Innovation results from new learning. If no new learning, then don’t expect much innovation, nor organizational alignment behind new potential innovations and business models. The same old inputs will get you the same old outputs. And conducting little or no effort to infuse new perspectives will likely conclude with a dearth of new answers. What has your organization done lately to garner truly new perspectives that would inform new ideas or new potential models for going to market?
Strategic innovation sticks. When you think strategic innovation, think growth platforms filled with multiple iterations of ideas that build upon each other, fulfilling a central mission or value proposition. It’s an organized agenda, not a set of one-off ideas. It drives toward an important need or value proposition your customers would like fulfilled, whether they currently realize it or not. Creating a process for yourself that deliberately drives strategic innovation vs. “one-off ideas” is more interesting, exciting, and sticky for the organization. They can see the big picture and accretive value of the work, which creates more affinity for both resources and management attention.
Frame the innovative work as end-to-end. If it is about realizing valuable new ideas in market, then the work must be viewed in an end-to-end manner. It can’t just be deemed as “front end of innovation” and then hand the ideas off for implementation, nor isolated instances of “back end of innovation” prototypes and experimentation. The most productive way to frame the work of innovation is that of insights to ideas to business models to experimentation to launch, as well as tooling up and organizing for scaling the concepts. Innovation systems or approaches that stop at the ideas stage usually fail. Innovation systems that are only about agile implementation with no up-front insight typically underperform. And innovation without the capability to scale them is not impactful. It’s a thoughtful and integrated combination of all these steps that drives meaningful results.
Apply “open” both internally and externally. Tap the “whole brain” of your organization and of the ecosystem you operate within. Using the whole brain of your organization means seeking new insights, ideas, and opportunities broadly and smartly from within. Tapping the intelligence of your ecosystem allows you to do the same from the relevant outside world – be it your industry, framed in broad terms, or via wide-ranging IP or tech scans, or through a multitude of other mechanisms. This approach goes hand-in-hand with the new learning principle, and offers up one, but one very important path for doing so.
Organize for ongoing innovation. Don’t treat the work as a one-time event or a few infrequent episodes. Use the appropriate organizing levers to set up a system that can act as an ongoing flywheel of innovation.
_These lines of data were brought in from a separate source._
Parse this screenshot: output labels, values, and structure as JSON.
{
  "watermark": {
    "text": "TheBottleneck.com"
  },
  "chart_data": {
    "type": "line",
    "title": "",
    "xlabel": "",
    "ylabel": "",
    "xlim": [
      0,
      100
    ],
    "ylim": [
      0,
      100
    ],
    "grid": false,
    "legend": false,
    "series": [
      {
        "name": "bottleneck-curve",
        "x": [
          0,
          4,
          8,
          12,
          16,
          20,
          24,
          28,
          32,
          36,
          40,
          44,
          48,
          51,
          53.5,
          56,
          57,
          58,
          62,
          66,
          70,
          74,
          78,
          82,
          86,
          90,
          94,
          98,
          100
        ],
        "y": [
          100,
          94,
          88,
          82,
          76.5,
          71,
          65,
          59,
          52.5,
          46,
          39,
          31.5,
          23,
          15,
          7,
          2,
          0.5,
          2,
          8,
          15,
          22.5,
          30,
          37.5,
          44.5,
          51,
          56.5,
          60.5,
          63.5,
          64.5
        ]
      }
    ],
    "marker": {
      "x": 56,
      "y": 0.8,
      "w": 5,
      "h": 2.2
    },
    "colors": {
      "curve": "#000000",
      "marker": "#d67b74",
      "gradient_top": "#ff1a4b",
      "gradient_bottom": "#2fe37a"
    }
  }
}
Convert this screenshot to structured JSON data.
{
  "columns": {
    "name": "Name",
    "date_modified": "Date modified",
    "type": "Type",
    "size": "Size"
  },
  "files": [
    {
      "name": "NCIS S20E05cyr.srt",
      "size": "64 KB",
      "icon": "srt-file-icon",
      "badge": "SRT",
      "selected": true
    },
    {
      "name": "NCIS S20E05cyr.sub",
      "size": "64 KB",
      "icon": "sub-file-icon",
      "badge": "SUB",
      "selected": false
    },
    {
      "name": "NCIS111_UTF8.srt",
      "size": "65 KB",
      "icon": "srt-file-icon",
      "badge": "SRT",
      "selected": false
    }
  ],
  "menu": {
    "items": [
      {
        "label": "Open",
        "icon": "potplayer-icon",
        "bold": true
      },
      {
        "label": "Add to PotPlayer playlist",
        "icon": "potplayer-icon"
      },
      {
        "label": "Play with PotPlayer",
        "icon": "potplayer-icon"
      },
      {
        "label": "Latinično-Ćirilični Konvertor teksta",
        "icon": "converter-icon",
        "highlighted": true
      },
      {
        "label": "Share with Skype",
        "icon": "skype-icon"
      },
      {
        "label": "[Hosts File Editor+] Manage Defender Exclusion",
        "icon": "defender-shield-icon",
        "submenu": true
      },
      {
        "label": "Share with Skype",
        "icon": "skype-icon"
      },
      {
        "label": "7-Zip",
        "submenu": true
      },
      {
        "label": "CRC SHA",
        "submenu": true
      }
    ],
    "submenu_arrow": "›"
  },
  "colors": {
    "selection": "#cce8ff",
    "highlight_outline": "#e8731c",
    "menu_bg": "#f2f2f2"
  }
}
Design systemically, using all the available organizing levers such that they’re acting in concert. For example, don’t ask for breakthrough innovation but then set up measures that only measure this year’s innovation results. Don’t contradict yourself. Set up such that you can innovate because of and not despite the organization. As noted with defining innovation, this is easier said than done, but is entirely doable, with many different models already in play to learn from.
Of course, one can articulate even more principles, and the specifics of the implementation of each will vary and will matter a great deal. That is a topic for another day. Focus on realizing these six principles and you’ll have raised your innovation quotient substantially. It’s no small task, but well worth the ROI.